This is our daily update of breaking COVID-19 news for Monday, January 11th, 2021. Previous daily updates can be found here, and up-to-date statistics are here.

New York City is in Phase 4 of reopening now, which includes zoos, botanical gardens, museums, and gyms. Citing rising hospitalization rates, Governor Andrew Cuomo suspended indoor dining in NYC starting December 14th. After being shut down for several weeks, NYC public schools partially reopened on December 7th for 3K-5th grade students, with students with special needs returning on December 10th.

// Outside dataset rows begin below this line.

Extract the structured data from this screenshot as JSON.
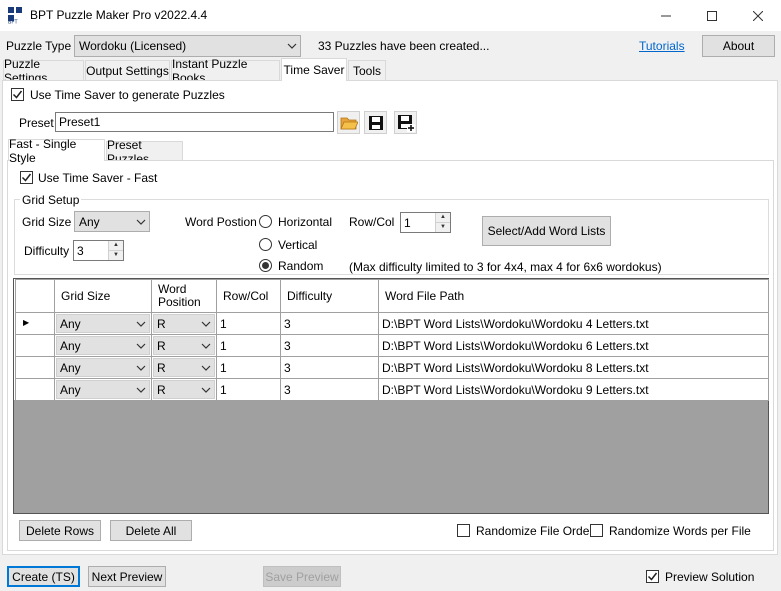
{
  "window": {
    "title": "BPT Puzzle Maker Pro v2022.4.4",
    "minimize_icon": "minimize-icon",
    "maximize_icon": "maximize-icon",
    "close_icon": "close-icon"
  },
  "header": {
    "puzzle_type_label": "Puzzle Type",
    "puzzle_type_value": "Wordoku (Licensed)",
    "puzzles_created": "33 Puzzles have been created...",
    "tutorials_link": "Tutorials",
    "about_button": "About"
  },
  "main_tabs": [
    {
      "label": "Puzzle Settings"
    },
    {
      "label": "Output Settings"
    },
    {
      "label": "Instant Puzzle Books"
    },
    {
      "label": "Time Saver"
    },
    {
      "label": "Tools"
    }
  ],
  "time_saver": {
    "use_time_saver_label": "Use Time Saver to generate Puzzles",
    "use_time_saver_checked": true,
    "preset_label": "Preset",
    "preset_value": "Preset1",
    "icons": [
      "folder-open-icon",
      "save-icon",
      "save-as-icon"
    ]
  },
  "sub_tabs": [
    {
      "label": "Fast - Single Style"
    },
    {
      "label": "Preset Puzzles"
    }
  ],
  "fast": {
    "use_fast_label": "Use Time Saver - Fast",
    "use_fast_checked": true,
    "grid_setup_label": "Grid Setup",
    "grid_size_label": "Grid Size",
    "grid_size_value": "Any",
    "difficulty_label": "Difficulty",
    "difficulty_value": "3",
    "word_position_label": "Word Postion",
    "radio_horizontal": "Horizontal",
    "radio_vertical": "Vertical",
    "radio_random": "Random",
    "selected_position": "Random",
    "rowcol_label": "Row/Col",
    "rowcol_value": "1",
    "select_word_lists_button": "Select/Add Word Lists",
    "note": "(Max difficulty limited to 3 for 4x4, max 4 for 6x6 wordokus)"
  },
  "table": {
    "headers": [
      "Grid Size",
      "Word Position",
      "Row/Col",
      "Difficulty",
      "Word File Path"
    ],
    "rows": [
      {
        "grid_size": "Any",
        "word_position": "R",
        "rowcol": "1",
        "difficulty": "3",
        "path": "D:\\BPT Word Lists\\Wordoku\\Wordoku 4 Letters.txt"
      },
      {
        "grid_size": "Any",
        "word_position": "R",
        "rowcol": "1",
        "difficulty": "3",
        "path": "D:\\BPT Word Lists\\Wordoku\\Wordoku 6 Letters.txt"
      },
      {
        "grid_size": "Any",
        "word_position": "R",
        "rowcol": "1",
        "difficulty": "3",
        "path": "D:\\BPT Word Lists\\Wordoku\\Wordoku 8 Letters.txt"
      },
      {
        "grid_size": "Any",
        "word_position": "R",
        "rowcol": "1",
        "difficulty": "3",
        "path": "D:\\BPT Word Lists\\Wordoku\\Wordoku 9 Letters.txt"
      }
    ]
  },
  "table_actions": {
    "delete_rows": "Delete Rows",
    "delete_all": "Delete All",
    "randomize_file_order": "Randomize File Order",
    "randomize_words": "Randomize Words per File"
  },
  "footer": {
    "create_button": "Create (TS)",
    "next_preview_button": "Next Preview",
    "save_preview_button": "Save Preview",
    "preview_solution_label": "Preview Solution",
    "preview_solution_checked": true
  },
  "colors": {
    "accent": "#0078d7",
    "link": "#0066cc",
    "folder": "#f5a623"
  }
}
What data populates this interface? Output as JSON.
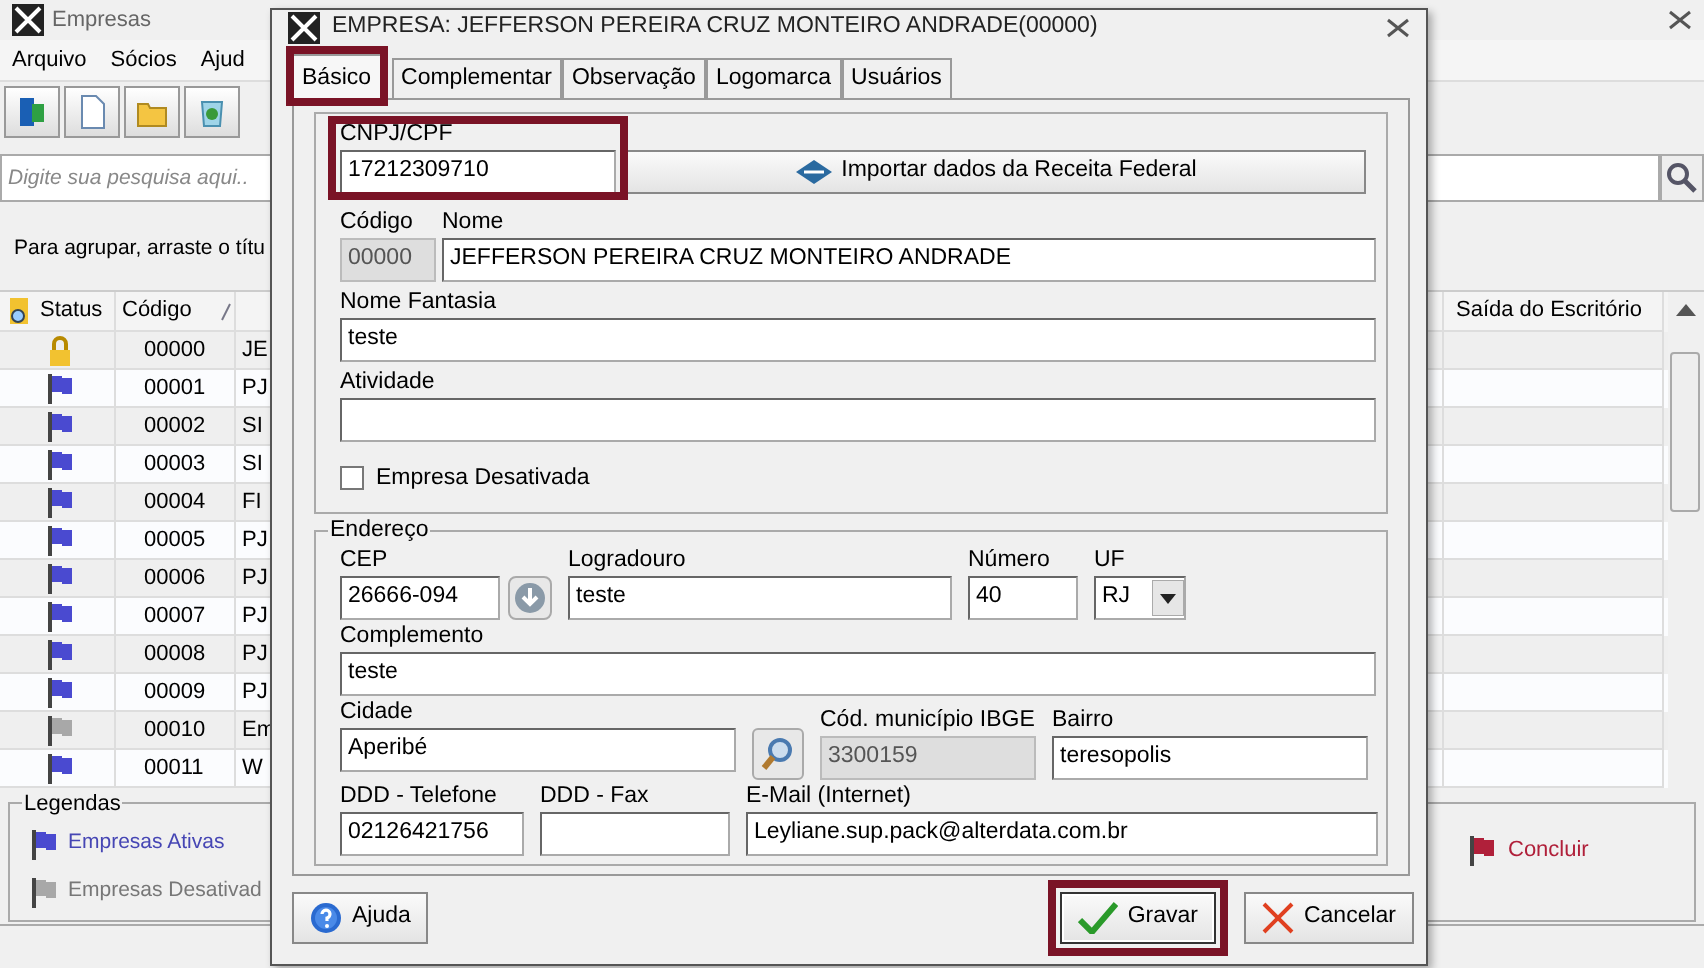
{
  "app": {
    "title": "Empresas",
    "menu": [
      "Arquivo",
      "Sócios",
      "Ajud"
    ],
    "search": {
      "placeholder": "Digite sua pesquisa aqui.."
    },
    "group_hint": "Para agrupar, arraste o títu",
    "columns": [
      "Status",
      "Código",
      "Saída do Escritório"
    ],
    "rows": [
      {
        "kind": "locked",
        "code": "00000",
        "name": "JE"
      },
      {
        "kind": "active",
        "code": "00001",
        "name": "PJ"
      },
      {
        "kind": "active",
        "code": "00002",
        "name": "SI"
      },
      {
        "kind": "active",
        "code": "00003",
        "name": "SI"
      },
      {
        "kind": "active",
        "code": "00004",
        "name": "FI"
      },
      {
        "kind": "active",
        "code": "00005",
        "name": "PJ"
      },
      {
        "kind": "active",
        "code": "00006",
        "name": "PJ"
      },
      {
        "kind": "active",
        "code": "00007",
        "name": "PJ"
      },
      {
        "kind": "active",
        "code": "00008",
        "name": "PJ"
      },
      {
        "kind": "active",
        "code": "00009",
        "name": "PJ"
      },
      {
        "kind": "inactive",
        "code": "00010",
        "name": "Em"
      },
      {
        "kind": "active",
        "code": "00011",
        "name": "W"
      }
    ],
    "legend": {
      "title": "Legendas",
      "items": [
        {
          "kind": "active",
          "label": "Empresas Ativas"
        },
        {
          "kind": "inactive",
          "label": "Empresas Desativad"
        }
      ],
      "done_button": "Concluir"
    }
  },
  "dialog": {
    "title": "EMPRESA: JEFFERSON PEREIRA CRUZ MONTEIRO ANDRADE(00000)",
    "tabs": [
      {
        "label": "Básico",
        "selected": true,
        "highlighted": true
      },
      {
        "label": "Complementar",
        "selected": false,
        "highlighted": false
      },
      {
        "label": "Observação",
        "selected": false,
        "highlighted": false
      },
      {
        "label": "Logomarca",
        "selected": false,
        "highlighted": false
      },
      {
        "label": "Usuários",
        "selected": false,
        "highlighted": false
      }
    ],
    "cnpj": {
      "label": "CNPJ/CPF",
      "value": "17212309710",
      "highlighted": true
    },
    "import_button": "Importar dados da Receita Federal",
    "basic_fields": [
      {
        "label": "Código",
        "value": "00000",
        "disabled": true
      },
      {
        "label": "Nome",
        "value": "JEFFERSON PEREIRA CRUZ MONTEIRO ANDRADE",
        "disabled": false
      },
      {
        "label": "Nome Fantasia",
        "value": "teste",
        "disabled": false
      },
      {
        "label": "Atividade",
        "disabled": false
      }
    ],
    "inactive_checkbox": {
      "label": "Empresa Desativada",
      "checked": false
    },
    "address": {
      "title": "Endereço",
      "fields": [
        {
          "kind": "lookup",
          "label": "CEP",
          "value": "26666-094",
          "disabled": false
        },
        {
          "kind": "text",
          "label": "Logradouro",
          "value": "teste",
          "disabled": false
        },
        {
          "kind": "text",
          "label": "Número",
          "value": "40",
          "disabled": false
        },
        {
          "kind": "select",
          "label": "UF",
          "value": "RJ",
          "disabled": false
        },
        {
          "kind": "text",
          "label": "Complemento",
          "value": "teste",
          "disabled": false
        },
        {
          "kind": "search",
          "label": "Cidade",
          "value": "Aperibé",
          "disabled": false
        },
        {
          "kind": "text",
          "label": "Cód. município IBGE",
          "value": "3300159",
          "disabled": true
        },
        {
          "kind": "text",
          "label": "Bairro",
          "value": "teresopolis",
          "disabled": false
        },
        {
          "kind": "text",
          "label": "DDD - Telefone",
          "value": "02126421756",
          "disabled": false
        },
        {
          "kind": "text",
          "label": "DDD - Fax",
          "disabled": false
        },
        {
          "kind": "text",
          "label": "E-Mail (Internet)",
          "value": "Leyliane.sup.pack@alterdata.com.br",
          "disabled": false
        }
      ]
    },
    "buttons": [
      {
        "kind": "help",
        "label": "Ajuda",
        "highlighted": false
      },
      {
        "kind": "save",
        "label": "Gravar",
        "highlighted": true
      },
      {
        "kind": "cancel",
        "label": "Cancelar",
        "highlighted": false
      }
    ]
  }
}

Certain parts of Staten Island remain under a zoned shutdown.

Get answers to questions you may have with our "Ask An Epidemiologist" series, or learn more about NYC COVID-19 testing options with our explainer. Here are some local and state hotlines for more information: NYC: 311; NY State Hotline: 888-364-3065; NJ State Hotline: 800-222-1222.

Here's the latest:

With over 22.4 million coronavirus cases and nearly 375,000 related deaths, the United States continues to be hit hard by the pandemic—just as a new, more contagious variant is being detected in multiple states. And, as with many things related to COVID-19, the U.S. is lagging in how it tracks the new variant.

Cases are surging around the country. According to the NY Times, "The country reported 300,594 new cases on Friday and more than 4,100 deaths on Thursday, both single-day records." Hospitals in southern California are buckling under the strain of a surge of COVID-19 patients. A nurse in Ventura County told the Ventura County Star that she saw three people die in an hour, "We've never seen this much death before. I've been in health care for 22 years, and I've never been scared. Right now, I am ... I fear for my children."

The new B117 variant, first identified in the United Kingdom, has many more mutations than usually found in viruses (which typically mutate). While it is not considered to be more serious or deadly than the current strain, it's believed to be at least 50% more transmissible—which would lead to more cases and more hospitalizations.

As of the end of Friday, the Centers for Disease Control and Prevention said there are 63 cases in the United States linked to the B117 variant, but that number is artificially low because most cases are not genetically sequenced to look for variants.

A study from GISAID, which has been sharing data, found that the U.S. is 61st in the world in terms of tracking the variant. CNN reports that "countries with far fewer resources, including Bangladesh, Sri Lanka and Suriname, process samples more quickly than the United States does."

Apparently the median length of time to sequence a sample from someone who has the virus is 85 days (from sample collection to sharing it on GISAID), prompting virologist Dr. Peter Hotez, dean of the National School of Tropical Medicine at Baylor College of Medicine, to call it "pathetic... By the time you wait (85) days, a sequence can go from being a rare variant to being half of the circulating virus in a population."

There is no coordinated federal effort for genomic sequencing, and the U.S. has, according to GISAID's data, only sequenced around 70,000 cases, or about 0.3% of all coronavirus cases. In New York, sequencing is currently being conducted at the state's Wadsworth Laboratory. State Health Commissioner Dr. Howard Zucker said last week, "It takes 44 hours or so to do the genome testing...We do this a lot quicker and a lot more efficiently than the federal government... We're moving very quickly on this."

There are now four known cases with the B117 variant in New York; three in Saratoga Springs and one on Long Island.